Things never got boring at the Levi dinner table, or anywhere at home or at work for that matter. It’s always going to be tough to get three brothers to agree unanimously about anything. Whether it’s fan loyalty or work-related, it’s only natural that things can get heated.
Fortunately, our dad was the arbitrator between the three of us when things got out of hand. He didn’t care about sports at all, but he did care about the business. He possessed the cooler head.
That didn’t mean we wouldn’t take him on as a group, or individually, if we were really passionate about the way we were doing our work, the people at our company doing the work and the way we were going about growing the business.
The power of passion
I remember many years ago I was lobbying for the right to sell the new European high-end technology that was just beginning to reach the United States. I wanted us to be selling more niche-type products vs. selling the same things my competition was trying to sell — the plain-vanilla products installed at the cheapest price.
After presenting this concept to my dad with all the passion I could muster, my dad told me: “Al, I know you love this stuff but nobody will pay more for something they think of as a commodity. Get used to the fact that if a customer can’t drive it, wear it or show it off to his friends, he won’t pay up for anything more than he has to.”
Undeterred by his comments, I had returned from being at an ISH event in Frankfurt, Germany, armed with a new vigor and a determination to sell what I felt were superior products. I was fully committed to making a passionate presentation to any customer I’d come into contact with.
Here’s the great news. People bought the higher-end, higher-priced equipment from me. I believed they could see the logic of my arguments about energy savings, comfort and safety. But what I believed even more is they bought my passion. The same passion that was honed in conversations around our dinner table.
The story gets better.
One day I received a letter from a customer after doing one of these high-end technology installation jobs. And I kid you not, here’s what the customer wrote:
“This is the best money I ever spent on something I can’t wear or show off to my friends!” Hey two out of three ain’t bad.
It was a magical moment!
And when I shared this letter with my dad, who was always a good sport, he looked at me, smiled and said, “I’m happy to be proven wrong.”
So, are you thinking that your customers won’t listen to your passionate presentation on what you really believe is in their best interest? If so, you’re wrong.

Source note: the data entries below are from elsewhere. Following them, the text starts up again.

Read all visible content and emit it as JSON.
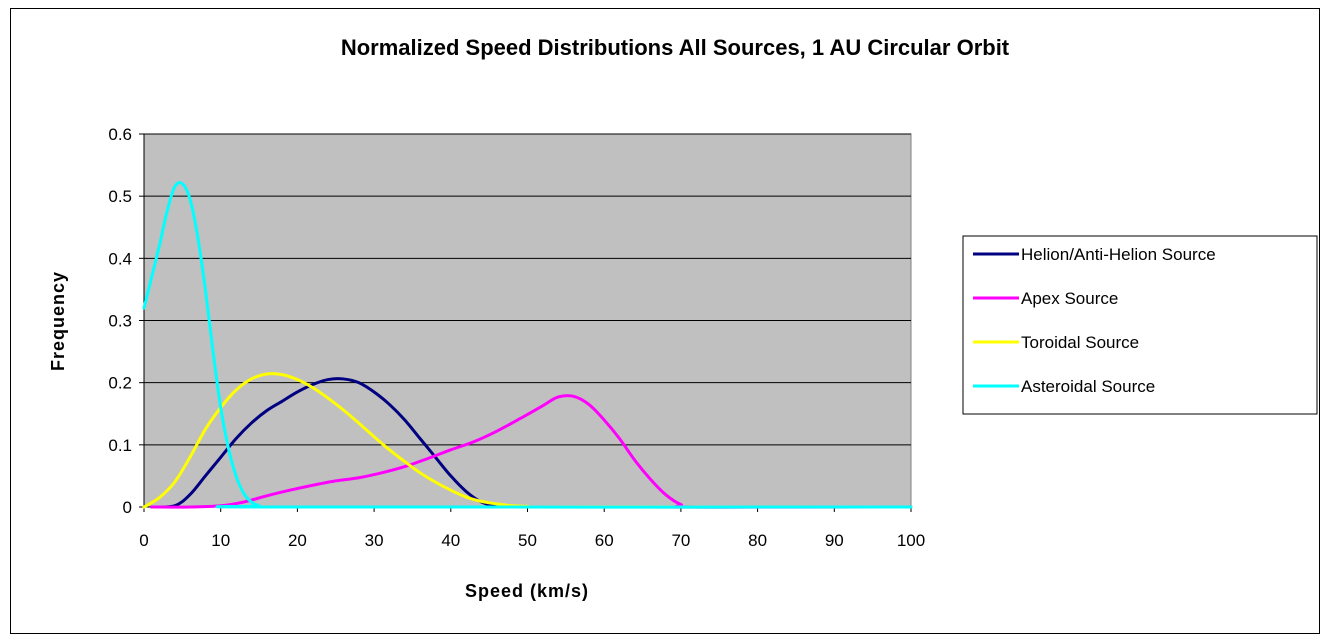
{
  "chart_data": {
    "type": "line",
    "title": "Normalized Speed Distributions All Sources, 1 AU Circular Orbit",
    "xlabel": "Speed (km/s)",
    "ylabel": "Frequency",
    "xlim": [
      0,
      100
    ],
    "ylim": [
      0,
      0.6
    ],
    "x_ticks": [
      "0",
      "10",
      "20",
      "30",
      "40",
      "50",
      "60",
      "70",
      "80",
      "90",
      "100"
    ],
    "y_ticks": [
      "0",
      "0.1",
      "0.2",
      "0.3",
      "0.4",
      "0.5",
      "0.6"
    ],
    "grid": "horizontal",
    "plot_background": "#c0c0c0",
    "legend_position": "right",
    "series": [
      {
        "name": "Helion/Anti-Helion Source",
        "color": "#000080",
        "points": [
          [
            1,
            0
          ],
          [
            4,
            0.002
          ],
          [
            6,
            0.02
          ],
          [
            8,
            0.05
          ],
          [
            10,
            0.08
          ],
          [
            12,
            0.11
          ],
          [
            14,
            0.135
          ],
          [
            16,
            0.155
          ],
          [
            18,
            0.17
          ],
          [
            20,
            0.185
          ],
          [
            22,
            0.197
          ],
          [
            24,
            0.205
          ],
          [
            26,
            0.206
          ],
          [
            28,
            0.2
          ],
          [
            30,
            0.185
          ],
          [
            32,
            0.165
          ],
          [
            34,
            0.14
          ],
          [
            36,
            0.11
          ],
          [
            38,
            0.08
          ],
          [
            40,
            0.05
          ],
          [
            42,
            0.025
          ],
          [
            44,
            0.008
          ],
          [
            46,
            0.002
          ],
          [
            50,
            0
          ],
          [
            100,
            0
          ]
        ]
      },
      {
        "name": "Apex Source",
        "color": "#ff00ff",
        "points": [
          [
            1,
            0
          ],
          [
            6,
            0
          ],
          [
            10,
            0.002
          ],
          [
            13,
            0.008
          ],
          [
            16,
            0.018
          ],
          [
            19,
            0.027
          ],
          [
            22,
            0.035
          ],
          [
            25,
            0.042
          ],
          [
            28,
            0.047
          ],
          [
            31,
            0.055
          ],
          [
            34,
            0.065
          ],
          [
            37,
            0.078
          ],
          [
            40,
            0.092
          ],
          [
            43,
            0.105
          ],
          [
            46,
            0.122
          ],
          [
            49,
            0.142
          ],
          [
            52,
            0.163
          ],
          [
            54,
            0.177
          ],
          [
            56,
            0.178
          ],
          [
            58,
            0.165
          ],
          [
            60,
            0.14
          ],
          [
            62,
            0.11
          ],
          [
            64,
            0.075
          ],
          [
            66,
            0.045
          ],
          [
            68,
            0.02
          ],
          [
            70,
            0.004
          ],
          [
            72,
            0
          ],
          [
            100,
            0
          ]
        ]
      },
      {
        "name": "Toroidal Source",
        "color": "#ffff00",
        "points": [
          [
            0,
            0
          ],
          [
            2,
            0.015
          ],
          [
            4,
            0.04
          ],
          [
            6,
            0.08
          ],
          [
            8,
            0.125
          ],
          [
            10,
            0.16
          ],
          [
            12,
            0.188
          ],
          [
            14,
            0.206
          ],
          [
            16,
            0.214
          ],
          [
            18,
            0.213
          ],
          [
            20,
            0.205
          ],
          [
            22,
            0.192
          ],
          [
            24,
            0.175
          ],
          [
            26,
            0.156
          ],
          [
            28,
            0.135
          ],
          [
            30,
            0.113
          ],
          [
            32,
            0.092
          ],
          [
            34,
            0.073
          ],
          [
            36,
            0.055
          ],
          [
            38,
            0.04
          ],
          [
            40,
            0.027
          ],
          [
            42,
            0.016
          ],
          [
            44,
            0.009
          ],
          [
            46,
            0.005
          ],
          [
            48,
            0.002
          ],
          [
            50,
            0.001
          ],
          [
            54,
            0
          ],
          [
            100,
            0
          ]
        ]
      },
      {
        "name": "Asteroidal Source",
        "color": "#00ffff",
        "points": [
          [
            0,
            0.32
          ],
          [
            1,
            0.37
          ],
          [
            2,
            0.42
          ],
          [
            3,
            0.475
          ],
          [
            4,
            0.515
          ],
          [
            5,
            0.52
          ],
          [
            6,
            0.495
          ],
          [
            7,
            0.435
          ],
          [
            8,
            0.35
          ],
          [
            9,
            0.25
          ],
          [
            10,
            0.16
          ],
          [
            11,
            0.095
          ],
          [
            12,
            0.05
          ],
          [
            13,
            0.022
          ],
          [
            14,
            0.008
          ],
          [
            15,
            0.002
          ],
          [
            16,
            0
          ],
          [
            100,
            0
          ]
        ]
      }
    ]
  }
}
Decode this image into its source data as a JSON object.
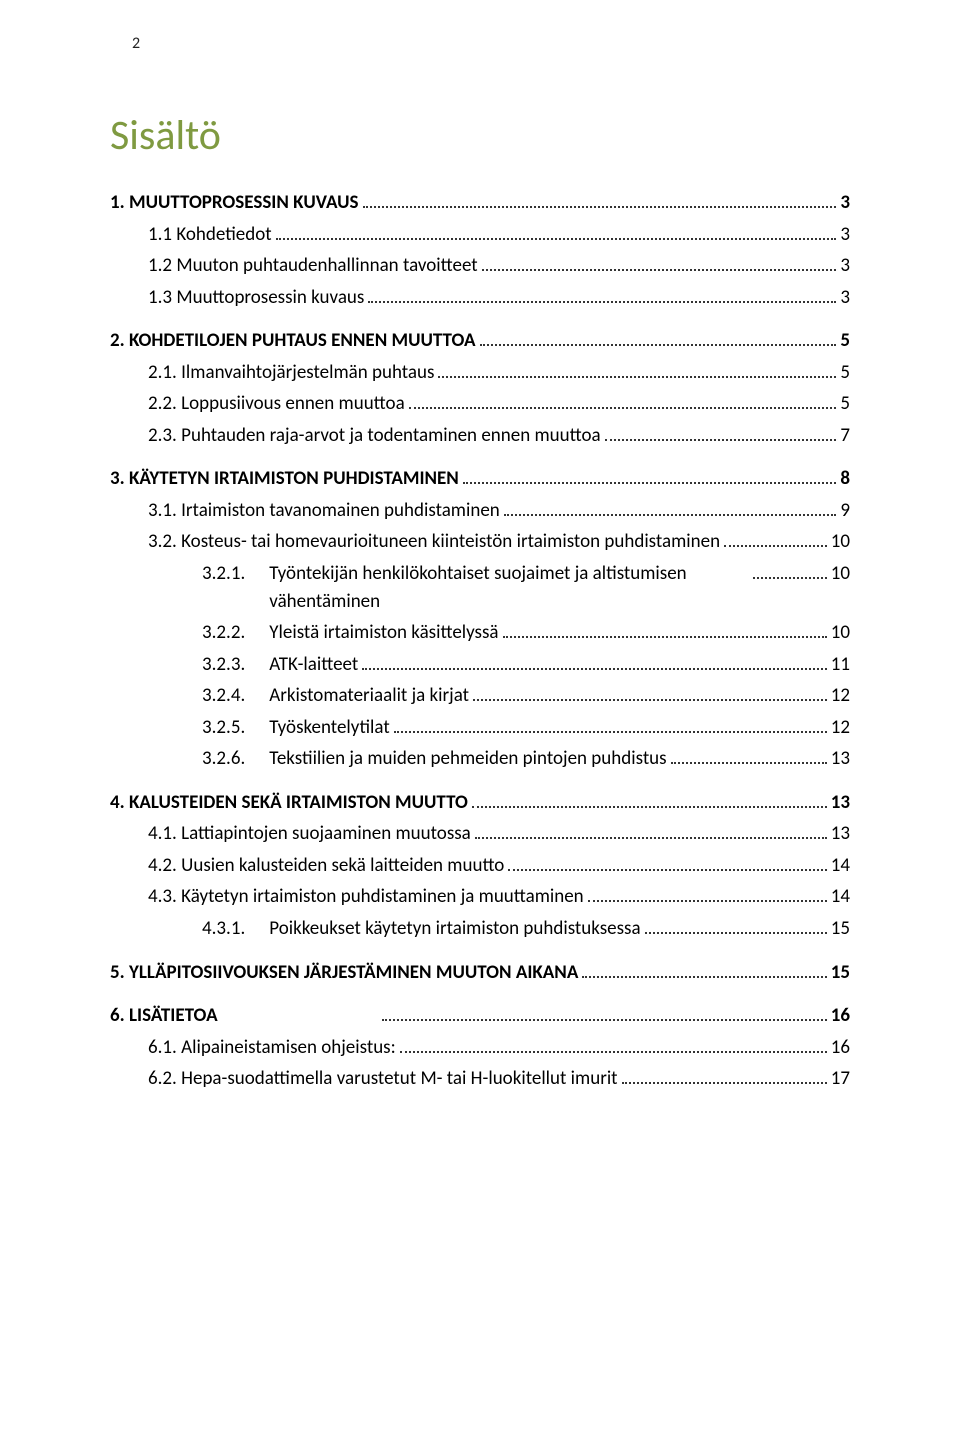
{
  "page_number": "2",
  "title": "Sisältö",
  "title_color": "#7f9a41",
  "text_color": "#000000",
  "background_color": "#ffffff",
  "font_family": "Calibri",
  "title_fontsize": 42,
  "body_fontsize": 19,
  "toc": [
    {
      "level": 1,
      "label": "1. MUUTTOPROSESSIN KUVAUS",
      "page": "3"
    },
    {
      "level": 2,
      "label": "1.1   Kohdetiedot",
      "page": "3"
    },
    {
      "level": 2,
      "label": "1.2   Muuton puhtaudenhallinnan tavoitteet",
      "page": "3"
    },
    {
      "level": 2,
      "label": "1.3   Muuttoprosessin kuvaus",
      "page": "3"
    },
    {
      "level": 1,
      "label": "2. KOHDETILOJEN PUHTAUS ENNEN MUUTTOA",
      "page": "5",
      "gap": true
    },
    {
      "level": 2,
      "label": "2.1.  Ilmanvaihtojärjestelmän puhtaus",
      "page": "5"
    },
    {
      "level": 2,
      "label": "2.2.  Loppusiivous ennen muuttoa",
      "page": "5"
    },
    {
      "level": 2,
      "label": "2.3.  Puhtauden raja-arvot ja todentaminen ennen muuttoa",
      "page": "7"
    },
    {
      "level": 1,
      "label": "3. KÄYTETYN IRTAIMISTON PUHDISTAMINEN",
      "page": "8",
      "gap": true
    },
    {
      "level": 2,
      "label": "3.1.  Irtaimiston tavanomainen puhdistaminen",
      "page": "9"
    },
    {
      "level": 2,
      "label": "3.2.  Kosteus- tai homevaurioituneen kiinteistön irtaimiston puhdistaminen",
      "page": "10"
    },
    {
      "level": 3,
      "num": "3.2.1.",
      "text": "Työntekijän henkilökohtaiset suojaimet ja altistumisen vähentäminen",
      "page": "10"
    },
    {
      "level": 3,
      "num": "3.2.2.",
      "text": "Yleistä irtaimiston käsittelyssä",
      "page": "10"
    },
    {
      "level": 3,
      "num": "3.2.3.",
      "text": "ATK-laitteet",
      "page": "11"
    },
    {
      "level": 3,
      "num": "3.2.4.",
      "text": "Arkistomateriaalit ja kirjat",
      "page": "12"
    },
    {
      "level": 3,
      "num": "3.2.5.",
      "text": "Työskentelytilat",
      "page": "12"
    },
    {
      "level": 3,
      "num": "3.2.6.",
      "text": "Tekstiilien ja muiden pehmeiden pintojen puhdistus",
      "page": "13"
    },
    {
      "level": 1,
      "label": "4. KALUSTEIDEN SEKÄ IRTAIMISTON MUUTTO",
      "page": "13",
      "gap": true
    },
    {
      "level": 2,
      "label": "4.1.  Lattiapintojen suojaaminen muutossa",
      "page": "13"
    },
    {
      "level": 2,
      "label": "4.2.  Uusien kalusteiden sekä laitteiden muutto",
      "page": "14"
    },
    {
      "level": 2,
      "label": "4.3.  Käytetyn irtaimiston puhdistaminen ja muuttaminen",
      "page": "14"
    },
    {
      "level": 3,
      "num": "4.3.1.",
      "text": "Poikkeukset käytetyn irtaimiston puhdistuksessa",
      "page": "15"
    },
    {
      "level": 1,
      "label": "5. YLLÄPITOSIIVOUKSEN JÄRJESTÄMINEN MUUTON AIKANA",
      "page": "15",
      "gap": true
    },
    {
      "level": 1,
      "label": "6. LISÄTIETOA",
      "page": "16",
      "gap": true,
      "wide_gap_after_label": true
    },
    {
      "level": 2,
      "label": "6.1.  Alipaineistamisen ohjeistus:",
      "page": "16"
    },
    {
      "level": 2,
      "label": "6.2.  Hepa-suodattimella varustetut M- tai H-luokitellut imurit",
      "page": "17"
    }
  ]
}
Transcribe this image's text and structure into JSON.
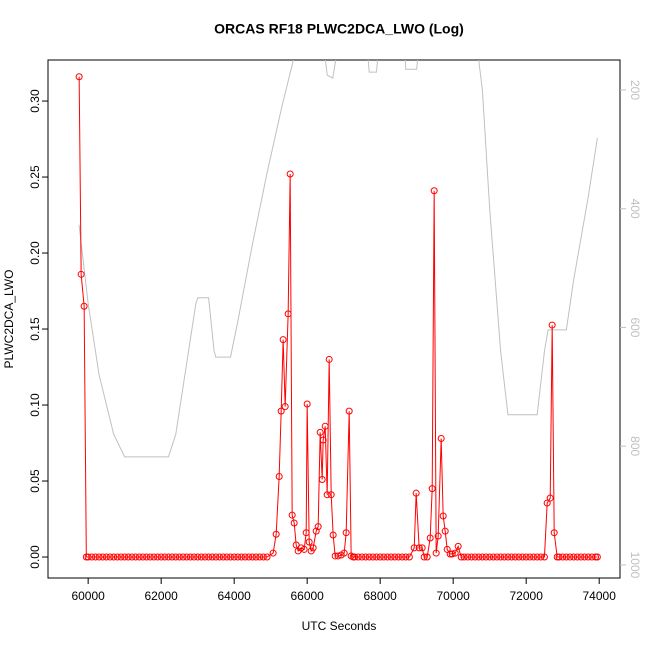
{
  "chart_data": {
    "type": "line",
    "title": "ORCAS RF18 PLWC2DCA_LWO (Log)",
    "x_label": "UTC Seconds",
    "y_label": "PLWC2DCA_LWO",
    "xlim": [
      58900,
      74570
    ],
    "xticks": [
      60000,
      62000,
      64000,
      66000,
      68000,
      70000,
      72000,
      74000
    ],
    "ylim": [
      -0.0138,
      0.327
    ],
    "yticks": [
      {
        "value": 0,
        "label": "0.00"
      },
      0.05,
      {
        "value": 0.1,
        "label": "0.10"
      },
      0.15,
      {
        "value": 0.2,
        "label": "0.20"
      },
      0.25,
      {
        "value": 0.3,
        "label": "0.30"
      }
    ],
    "y2lim": [
      1022,
      149.5
    ],
    "y2ticks": [
      200,
      400,
      600,
      800,
      1000
    ],
    "series": [
      {
        "color": "#ff0000",
        "markers": true,
        "x": [
          59753,
          59808,
          59890,
          59950,
          60000,
          60100,
          60200,
          60300,
          60400,
          60500,
          60600,
          60700,
          60800,
          60900,
          61000,
          61100,
          61200,
          61300,
          61400,
          61500,
          61600,
          61700,
          61800,
          61900,
          62000,
          62100,
          62200,
          62300,
          62400,
          62500,
          62600,
          62700,
          62800,
          62900,
          63000,
          63100,
          63200,
          63300,
          63400,
          63500,
          63600,
          63700,
          63800,
          63900,
          64000,
          64100,
          64200,
          64300,
          64400,
          64500,
          64600,
          64700,
          64800,
          64900,
          65068,
          65151,
          65233,
          65288,
          65342,
          65397,
          65479,
          65534,
          65589,
          65644,
          65699,
          65753,
          65836,
          65918,
          65973,
          66000,
          66055,
          66110,
          66164,
          66247,
          66301,
          66356,
          66411,
          66438,
          66493,
          66548,
          66603,
          66658,
          66712,
          66767,
          66849,
          66932,
          67014,
          67068,
          67151,
          67205,
          67260,
          67300,
          67400,
          67500,
          67600,
          67700,
          67800,
          67900,
          68000,
          68100,
          68200,
          68300,
          68400,
          68500,
          68600,
          68700,
          68800,
          68932,
          68986,
          69068,
          69151,
          69205,
          69288,
          69370,
          69425,
          69479,
          69534,
          69589,
          69671,
          69726,
          69781,
          69836,
          69918,
          69973,
          70055,
          70137,
          70219,
          70300,
          70400,
          70500,
          70600,
          70700,
          70800,
          70900,
          71000,
          71100,
          71200,
          71300,
          71400,
          71500,
          71600,
          71700,
          71800,
          71900,
          72000,
          72100,
          72200,
          72300,
          72400,
          72500,
          72575,
          72658,
          72712,
          72767,
          72849,
          72900,
          73000,
          73100,
          73200,
          73300,
          73400,
          73500,
          73600,
          73700,
          73800,
          73900,
          73950
        ],
        "values": [
          0.316,
          0.186,
          0.165,
          0,
          0,
          0,
          0,
          0,
          0,
          0,
          0,
          0,
          0,
          0,
          0,
          0,
          0,
          0,
          0,
          0,
          0,
          0,
          0,
          0,
          0,
          0,
          0,
          0,
          0,
          0,
          0,
          0,
          0,
          0,
          0,
          0,
          0,
          0,
          0,
          0,
          0,
          0,
          0,
          0,
          0,
          0,
          0,
          0,
          0,
          0,
          0,
          0,
          0,
          0,
          0.0026,
          0.015,
          0.053,
          0.096,
          0.143,
          0.099,
          0.16,
          0.252,
          0.0276,
          0.0224,
          0.0079,
          0.004,
          0.006,
          0.005,
          0.016,
          0.1007,
          0.0099,
          0.004,
          0.006,
          0.017,
          0.02,
          0.082,
          0.051,
          0.077,
          0.086,
          0.041,
          0.13,
          0.041,
          0.0145,
          0.0007,
          0.0007,
          0.0013,
          0.0026,
          0.016,
          0.096,
          0.0007,
          0,
          0,
          0,
          0,
          0,
          0,
          0,
          0,
          0,
          0,
          0,
          0,
          0,
          0,
          0,
          0,
          0,
          0.006,
          0.042,
          0.006,
          0.006,
          0,
          0,
          0.0125,
          0.045,
          0.241,
          0.0026,
          0.0138,
          0.078,
          0.027,
          0.017,
          0.005,
          0.002,
          0.002,
          0.0026,
          0.007,
          0,
          0,
          0,
          0,
          0,
          0,
          0,
          0,
          0,
          0,
          0,
          0,
          0,
          0,
          0,
          0,
          0,
          0,
          0,
          0,
          0,
          0,
          0,
          0,
          0.0355,
          0.0388,
          0.1526,
          0.016,
          0,
          0,
          0,
          0,
          0,
          0,
          0,
          0,
          0,
          0,
          0,
          0,
          0
        ]
      },
      {
        "color": "#c0c0c0",
        "axis": "y2",
        "x": [
          59750,
          60000,
          60300,
          60700,
          61000,
          62200,
          62400,
          62700,
          62950,
          63000,
          63300,
          63450,
          63500,
          63900,
          64100,
          64500,
          64900,
          65300,
          65700,
          66300,
          66480,
          66550,
          66700,
          66780,
          66900,
          67600,
          67700,
          67900,
          67950,
          68100,
          68650,
          68700,
          69000,
          69050,
          69300,
          70600,
          70800,
          71000,
          71300,
          71500,
          72300,
          72500,
          72600,
          73100,
          73300,
          73700,
          73950
        ],
        "values": [
          427,
          560,
          680,
          780,
          818,
          818,
          780,
          660,
          560,
          550,
          550,
          640,
          650,
          650,
          590,
          460,
          340,
          230,
          130,
          100,
          140,
          175,
          180,
          150,
          100,
          100,
          170,
          170,
          130,
          100,
          100,
          165,
          165,
          130,
          100,
          100,
          200,
          400,
          640,
          747,
          747,
          640,
          604,
          604,
          520,
          380,
          281
        ]
      }
    ]
  }
}
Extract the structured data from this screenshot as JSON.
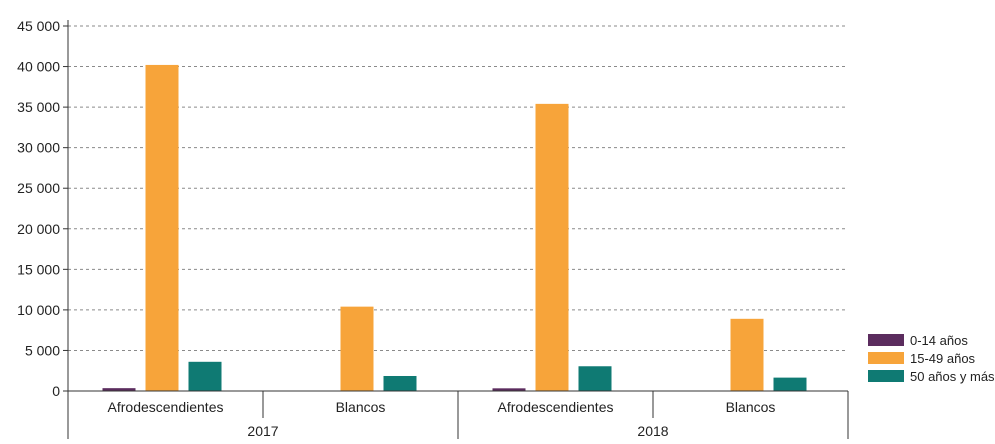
{
  "chart_data": {
    "type": "bar",
    "title": "",
    "xlabel": "",
    "ylabel": "",
    "ylim": [
      0,
      45000
    ],
    "yticks": [
      0,
      5000,
      10000,
      15000,
      20000,
      25000,
      30000,
      35000,
      40000,
      45000
    ],
    "ytick_labels": [
      "0",
      "5 000",
      "10 000",
      "15 000",
      "20 000",
      "25 000",
      "30 000",
      "35 000",
      "40 000",
      "45 000"
    ],
    "grid": "horizontal dashed",
    "legend_position": "right-bottom",
    "groups": [
      "2017",
      "2018"
    ],
    "categories": [
      "Afrodescendientes",
      "Blancos",
      "Afrodescendientes",
      "Blancos"
    ],
    "category_group": [
      "2017",
      "2017",
      "2018",
      "2018"
    ],
    "series": [
      {
        "name": "0-14 años",
        "color": "#5b2c5e",
        "values": [
          350,
          60,
          330,
          60
        ]
      },
      {
        "name": "15-49 años",
        "color": "#f7a43a",
        "values": [
          40200,
          10400,
          35400,
          8900
        ]
      },
      {
        "name": "50 años y más",
        "color": "#0f7a73",
        "values": [
          3600,
          1850,
          3050,
          1650
        ]
      }
    ]
  }
}
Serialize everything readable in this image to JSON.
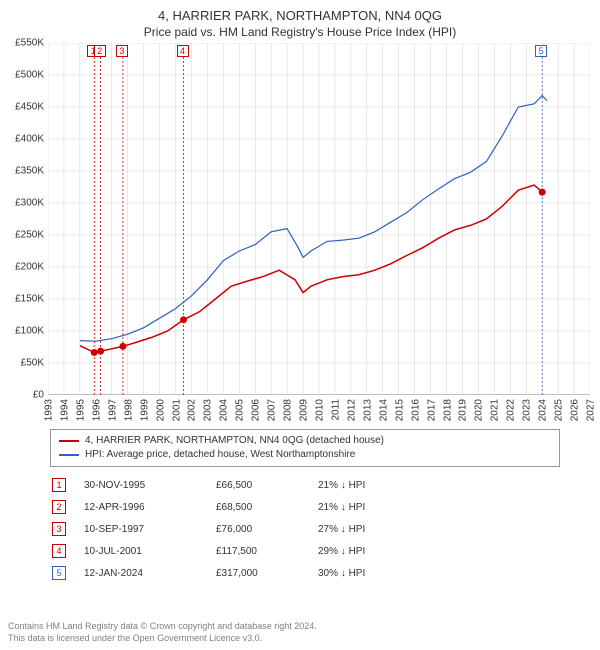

Do you think you can grow your company and make a profit by trying to be the lowest-cost bidder? Not likely.
Break away from the pack and learn how to sell better solutions that your customers will be willing to pay more for.
Find something that’s better out there in the marketplace and get yourself fired up about it.
I bet you’ll make more sales and profit than you could have ever imagined on something most customers “can’t drive, can’t wear or show off to their friends.”